Kruger

Although I’ve flaffed around the fringes, I’ve never been inside Kruger National Park. It is a name strongly associated with conservation and one of the most famous protected areas in the world. When I used to visit South Africa with groups to the province of Mpumulanga, where Kruger is partly located, it was to throw ourselves off bridges (with harnesses) and seek out claustrophobia by caving. We used to take handheld candles, and the wax burnt our hands as we wriggled through cracks. The recklessness of the 2000s.

Starting at 5am, today was fifteen hours of safari, and it was memorable. Kruger has the resources to protect itself well, and it holds a high density of game. Certain species are almost guaranteed to be spotted, which is not the same in other parks with poorer infrastructure and where more wildlife is lost to poaching and other threats.

We had some fantastic elephant experiences up close, both lone male bulls (many were certainly males) and herds led by the female matriarch. Peaceful bird hides with goalith herons staking out the shallows. Hippos with tinged pink skin in the midday sun. Crocodiles basking on riverbanks with their mouths agape. Chacma baboons and vervet monkeys proving typical nuisances at food stops. A white rhino female being tracked by a male until she gives the signal that she’s ready to mate. The ultimate highlight of four young male cheetahs, brothers, moving across an open area, seeking mounds to perch and scan for prey. Zebra, buffalo, klipspringer, steenbok, wildebeest, waterbuck and the beautiful kudu. More impala harems than could be counted. Hyenas, jackals and vultures on the lookout for what they could scavenge. The thrill of spotting ground-dwelling carnivorous birds, the secretarybird and ground hornbill, stalking the long grass for lizards.

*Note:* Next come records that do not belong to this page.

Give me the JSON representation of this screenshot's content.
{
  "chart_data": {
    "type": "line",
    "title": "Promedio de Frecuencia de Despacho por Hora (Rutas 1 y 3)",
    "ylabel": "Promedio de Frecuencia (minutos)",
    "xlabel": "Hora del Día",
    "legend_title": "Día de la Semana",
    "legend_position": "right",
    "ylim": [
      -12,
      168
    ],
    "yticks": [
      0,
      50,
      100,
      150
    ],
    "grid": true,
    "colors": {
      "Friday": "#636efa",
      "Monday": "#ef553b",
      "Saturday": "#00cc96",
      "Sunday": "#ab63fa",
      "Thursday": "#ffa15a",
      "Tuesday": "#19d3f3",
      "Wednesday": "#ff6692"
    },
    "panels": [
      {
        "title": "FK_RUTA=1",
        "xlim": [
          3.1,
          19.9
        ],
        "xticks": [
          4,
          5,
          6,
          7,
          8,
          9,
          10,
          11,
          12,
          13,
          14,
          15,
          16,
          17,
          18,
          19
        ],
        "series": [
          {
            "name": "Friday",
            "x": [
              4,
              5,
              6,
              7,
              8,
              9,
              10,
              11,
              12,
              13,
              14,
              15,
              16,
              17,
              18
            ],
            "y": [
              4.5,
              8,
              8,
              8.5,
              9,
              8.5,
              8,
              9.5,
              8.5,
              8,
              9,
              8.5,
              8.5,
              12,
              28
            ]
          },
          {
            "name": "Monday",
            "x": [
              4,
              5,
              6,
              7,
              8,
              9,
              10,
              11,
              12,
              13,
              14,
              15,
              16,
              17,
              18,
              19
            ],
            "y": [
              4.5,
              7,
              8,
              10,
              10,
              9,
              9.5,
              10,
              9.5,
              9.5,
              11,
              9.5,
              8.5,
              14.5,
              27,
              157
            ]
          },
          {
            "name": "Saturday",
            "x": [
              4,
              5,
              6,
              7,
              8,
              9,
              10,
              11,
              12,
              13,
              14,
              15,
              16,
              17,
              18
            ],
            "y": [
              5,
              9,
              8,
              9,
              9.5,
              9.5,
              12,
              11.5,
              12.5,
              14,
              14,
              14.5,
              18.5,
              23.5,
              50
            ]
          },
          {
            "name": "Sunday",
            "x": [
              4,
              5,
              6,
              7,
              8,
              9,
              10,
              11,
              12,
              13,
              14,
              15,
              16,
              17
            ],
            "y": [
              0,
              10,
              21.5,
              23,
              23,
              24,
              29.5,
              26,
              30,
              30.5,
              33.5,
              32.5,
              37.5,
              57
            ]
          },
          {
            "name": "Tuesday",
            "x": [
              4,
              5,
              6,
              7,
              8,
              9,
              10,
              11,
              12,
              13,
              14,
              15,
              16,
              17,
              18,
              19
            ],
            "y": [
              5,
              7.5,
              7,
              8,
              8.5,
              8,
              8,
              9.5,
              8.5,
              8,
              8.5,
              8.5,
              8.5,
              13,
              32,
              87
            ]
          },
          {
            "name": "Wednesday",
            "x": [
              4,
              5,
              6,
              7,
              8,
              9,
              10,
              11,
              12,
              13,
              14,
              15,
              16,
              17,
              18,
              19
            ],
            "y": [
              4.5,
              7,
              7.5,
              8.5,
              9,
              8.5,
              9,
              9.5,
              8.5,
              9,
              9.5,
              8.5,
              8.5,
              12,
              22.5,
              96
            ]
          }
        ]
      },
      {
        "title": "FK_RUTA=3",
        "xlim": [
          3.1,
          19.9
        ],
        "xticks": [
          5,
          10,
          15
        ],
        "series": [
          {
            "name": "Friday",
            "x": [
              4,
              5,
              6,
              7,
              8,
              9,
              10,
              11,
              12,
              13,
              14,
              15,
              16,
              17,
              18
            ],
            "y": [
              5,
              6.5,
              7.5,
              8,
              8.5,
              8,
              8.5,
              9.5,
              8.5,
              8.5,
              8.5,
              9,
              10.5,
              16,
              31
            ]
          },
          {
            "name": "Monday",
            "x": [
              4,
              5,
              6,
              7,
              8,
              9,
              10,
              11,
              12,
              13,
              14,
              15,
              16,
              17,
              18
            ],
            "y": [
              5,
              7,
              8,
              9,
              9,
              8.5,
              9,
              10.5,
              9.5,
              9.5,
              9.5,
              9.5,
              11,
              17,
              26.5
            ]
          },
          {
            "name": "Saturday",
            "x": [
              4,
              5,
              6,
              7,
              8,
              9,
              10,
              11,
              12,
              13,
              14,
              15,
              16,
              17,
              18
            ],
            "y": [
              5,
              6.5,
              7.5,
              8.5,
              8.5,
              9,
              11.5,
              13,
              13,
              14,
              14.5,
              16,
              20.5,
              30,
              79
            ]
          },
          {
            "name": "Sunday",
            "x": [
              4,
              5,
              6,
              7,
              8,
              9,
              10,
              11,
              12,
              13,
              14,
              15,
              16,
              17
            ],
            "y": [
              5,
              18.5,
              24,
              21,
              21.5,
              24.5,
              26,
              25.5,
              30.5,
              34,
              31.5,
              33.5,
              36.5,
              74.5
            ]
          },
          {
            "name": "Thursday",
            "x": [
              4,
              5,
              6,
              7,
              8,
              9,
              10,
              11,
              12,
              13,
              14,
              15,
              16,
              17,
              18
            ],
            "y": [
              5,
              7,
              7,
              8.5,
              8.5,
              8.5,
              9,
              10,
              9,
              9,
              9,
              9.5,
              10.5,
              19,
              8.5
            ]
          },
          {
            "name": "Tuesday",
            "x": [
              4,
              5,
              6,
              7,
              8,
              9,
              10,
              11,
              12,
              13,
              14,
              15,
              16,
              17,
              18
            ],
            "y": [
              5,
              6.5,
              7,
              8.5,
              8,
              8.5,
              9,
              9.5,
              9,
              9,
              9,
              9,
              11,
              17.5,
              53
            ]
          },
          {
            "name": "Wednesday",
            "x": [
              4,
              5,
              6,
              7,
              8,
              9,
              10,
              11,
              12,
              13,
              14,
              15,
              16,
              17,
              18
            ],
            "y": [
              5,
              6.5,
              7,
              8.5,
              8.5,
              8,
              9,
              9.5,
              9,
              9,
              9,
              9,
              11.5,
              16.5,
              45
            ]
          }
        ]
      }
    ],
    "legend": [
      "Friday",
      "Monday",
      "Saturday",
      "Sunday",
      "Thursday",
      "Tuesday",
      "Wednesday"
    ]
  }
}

Kruger runs a large distance along the Mozambican border and the area is attempting to function on a transboundary basis. Poachers move around from both sides, driven by complex factors, but largely their own poverty exploited by better resourced gangs. The guide wouldn’t have known one of the passengers was working on conservation issues in Mozambique. However he was guilty of exaggerating the scale of the poaching crisis from Mozambique, and dramatising it for tourists. There’s no doubt that some poachers succumb to wildlife, but this is rare, as rural Africans often have excellent bushcraft skills. To say that poachers are eaten by lions on a weekly basis and that those on the Kruger side ‘are always very happy when they hear about it,’ is a big stretch factually, cruel and dismissive about a person’s death, and it perpetuates the view that poaching people are inherently bad.

Kruger tours would benefit from some nuanced explanations of the link between wildlife, poaching and people. Guides should be able to understand the drivers that force impoverished communities into poaching. The goal should be that tourists go home realising the interface between humans and wildlife in Africa is complicated, not with the soundbite of ‘oh my god, one poacher from Mozambique gets eaten by lions every week in Kruger.’

The night drive was less fruitful but I was persistent with the light beam and we added an African civet and puff adder to the day’s list.

After hearty South African fare we retired feeling very content, and only a stone’s throw from the Kruger fence.